There are many different diagnostic tools utilized for diagnosis. To track the development of the illness and how well it responds to treatment, a comprehensive neurologic examination is necessary. To aid in a quick diagnosis, if available, diagnostic modalities such as brain MRI, lumbar puncture, nerve conduction testing, and EEG should be swiftly ordered. CSF leukocytosis or proteinemia with oligoclonal bands are two symptoms that can indicate inflammatory or demyelinating diseases.^8,9

Only ample literature was published on pembrolizumab-induced encephalitis in different cancer cases. Using lumbar puncture (CSF analysis), encephalitis was identified in a 55-year-old male alcoholic patient with metastatic renal cell cancer who was receiving pembrolizumab treatment. Imaging results were non-diagnostic. He was treated with IVIG and steroids for 5 days until a gradual return to normal mental status and remained on a steroid taper when the pembrolizumab was abruptly stopped. ⁶ A case report of pembrolizumab-induced encephalitis in papillary carcinoma of the thyroid with a symptom of episodic aphasia was also published. The patient received high-dose steroids with minimal response. The clinical improvement with reduced episode frequency was noted after IVIG induction and rituximab maintenance therapy. ¹⁰

Two case reports on small lung cell cancer treated with pembrolizumab had autoimmune encephalitis with symptoms like generalized weakness, disorientation, myoclonic jerks, altered level of consciousness, and ataxia gait. In the former case report, corticosteroids were continued and the patient reacted well while pembrolizumab was continued, while in the latter the patient received IVIG therapy for autoimmune encephalitis with continuous pembrolizumab therapy without suspension of tumor treatment.^{11 –13}

The ideal corticosteroid dosage is a topic of discussion. Prednisone or methylprednisolone at a dose of either 2 mg/kg/day or 1 mg/kg/day should be used to treat irAEs when taking high-dose steroids, according to the general advice. However, it has been observed that higher doses of methylprednisolone taken intravenously (500–1000 mg/d) are required to treat central nervous system irAEs due to a lower peak concentration in the CSF than in plasma. ¹⁴

On literature review, we found out that our case is the second such reported case of pembrolizumab-induced encephalitis in patient RCC post nephrectomy. In our case report, pembrolizumab was held and a high dose of corticosteroid and IVIG was started. CSF analysis was diagnostic in our case as in the previous case report.

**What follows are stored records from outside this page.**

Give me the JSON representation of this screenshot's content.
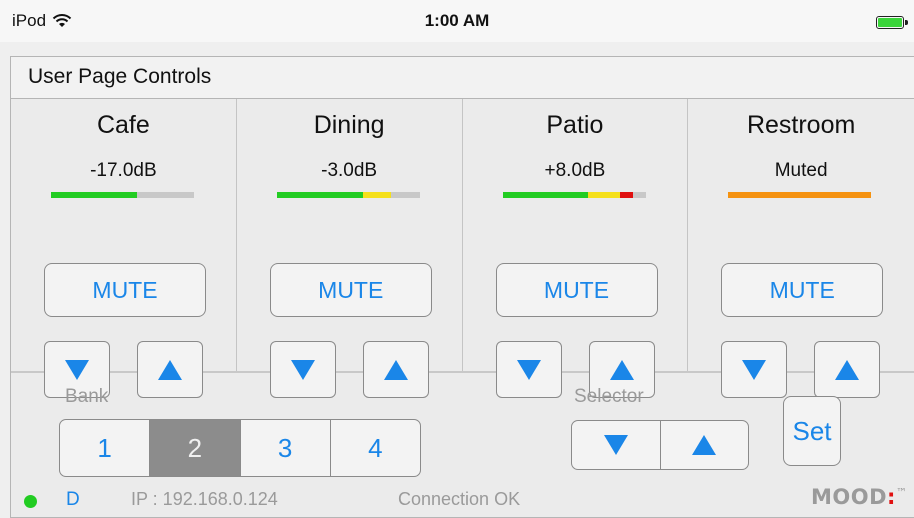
{
  "statusbar": {
    "device": "iPod",
    "time": "1:00 AM"
  },
  "panel": {
    "title": "User Page Controls"
  },
  "zones": [
    {
      "name": "Cafe",
      "level": "-17.0dB",
      "meter": {
        "green": 0.6,
        "yellow": 0,
        "red": 0,
        "orange": 0
      },
      "mute_label": "MUTE"
    },
    {
      "name": "Dining",
      "level": "-3.0dB",
      "meter": {
        "green": 0.6,
        "yellow": 0.2,
        "red": 0,
        "orange": 0
      },
      "mute_label": "MUTE"
    },
    {
      "name": "Patio",
      "level": "+8.0dB",
      "meter": {
        "green": 0.6,
        "yellow": 0.22,
        "red": 0.09,
        "orange": 0
      },
      "mute_label": "MUTE"
    },
    {
      "name": "Restroom",
      "level": "Muted",
      "meter": {
        "green": 0,
        "yellow": 0,
        "red": 0,
        "orange": 1.0
      },
      "mute_label": "MUTE"
    }
  ],
  "bank": {
    "label": "Bank",
    "options": [
      "1",
      "2",
      "3",
      "4"
    ],
    "selected": "2"
  },
  "selector": {
    "label": "Selector"
  },
  "set_label": "Set",
  "status": {
    "indicator_color": "#22cc22",
    "mode": "D",
    "ip": "IP : 192.168.0.124",
    "connection": "Connection OK"
  },
  "logo": {
    "text": "MOOD",
    "colon": ":",
    "tm": "™"
  },
  "colors": {
    "accent": "#1a86e8",
    "meter_green": "#22cc22",
    "meter_yellow": "#f5e01c",
    "meter_red": "#e01010",
    "meter_orange": "#f59210",
    "bank_active": "#8c8c8c"
  }
}
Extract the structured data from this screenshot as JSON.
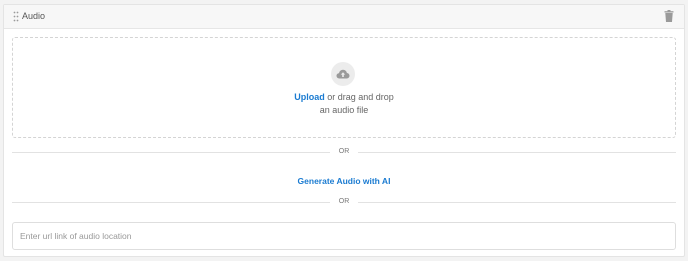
{
  "header": {
    "title": "Audio",
    "drag_icon": "drag-handle-icon",
    "delete_icon": "trash-icon"
  },
  "dropzone": {
    "icon": "cloud-upload-icon",
    "upload_link": "Upload",
    "line1_rest": " or drag and drop",
    "line2": "an audio file"
  },
  "divider1": {
    "text": "OR"
  },
  "generate": {
    "label": "Generate Audio with AI"
  },
  "divider2": {
    "text": "OR"
  },
  "url_input": {
    "placeholder": "Enter url link of audio location",
    "value": ""
  },
  "colors": {
    "accent": "#1a7bd1",
    "background": "#f3f3f3",
    "border": "#e4e4e4"
  }
}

ICI-induced encephalitis has a low mortality rate and a generally favorable prognosis. The therapeutic approach and prognosis counseling will be guided by the clinical presentation and the systematic measurement of autoantibodies. ⁴

Conclusion

The increased use of ICI therapy will lead to an increase in neurological irAEs. Clinical attention is necessary when patients receiving ICIs appear with new neurological symptoms. To further understand the causes, management, and prevention of neurological irAEs, more study is needed. It is crucial to recognize, diagnose, and treat these patients with corticosteroids as soon as possible in order to prevent long-term morbidity or even possible mortality.